Yesterday we had a CPU performance problem on one of our SQL servers. We use a tool called DPA that clearly showed one query using a ton of CPU (more than any other query by a long shot). However, when I opened Query Store and looked at "Top Resource Consuming Queries by CPU", the query did not show up at all in the same time period. According to DPA, the query started using a new plan which caused the CPU spike. I wanted to go into Query Store and force the old plan but was not able to do so.
I did find this article that talks about this sort of thing happening but I'm not sure what to do with it...
Anyone experience this before and know how to solve it?
The article suggests building a function to find the handle for the query and then use that handle to find it in the query store. Is there a problem with doing something like that?
In the interface, it is possible to force a query plan. I just don't know how to do that through sql scripts. So, even if I find the query in the query store tables, I wouldn't know how to force the old plan. I did rerun statistics on the table in question and it has started using the old plan again. So for now, I'm fine. I'm just worried it will decide to use the bad plan again so I'd like to force the old one.
Ah... got it. Unfortunately, I'll not be of any help there. When I find such queries, I use one of several available methods to prevent the plan from going bad due to parameter sniffing, etc. I also keep column and index stats up to snuff. What that all means is that when there's actually a good plan change, it can change.
Update all stats on all tables in all databases every two weeks.
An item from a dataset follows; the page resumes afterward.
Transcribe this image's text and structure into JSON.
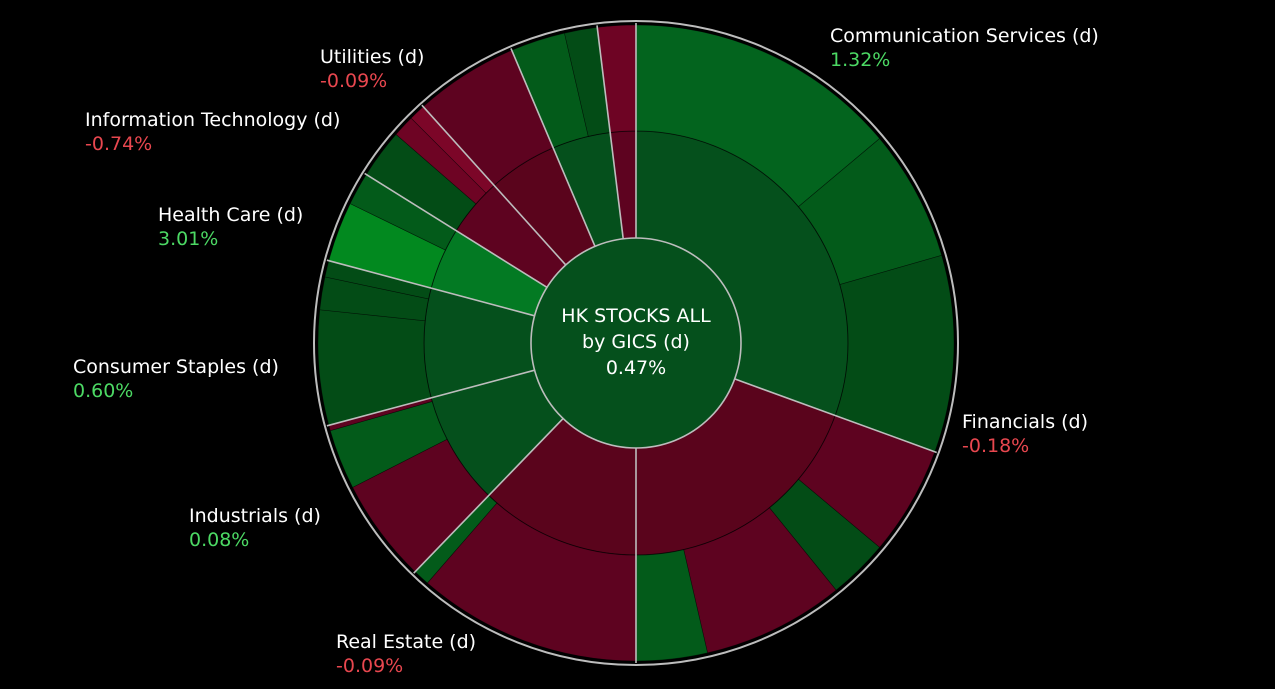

Also have autoupdate stats on. You'd think that would be good enough.
If you have tables that have an ever increasing key, it frequently won't be, even with auto-stats turned on, especially for larger tables. You also have to remember that a particular code run taking a bunch of extra time to execute might just be because the optimizer has determined that the stats need to be updated and, by default, will do so asynchronously prior to the actual execution of your query.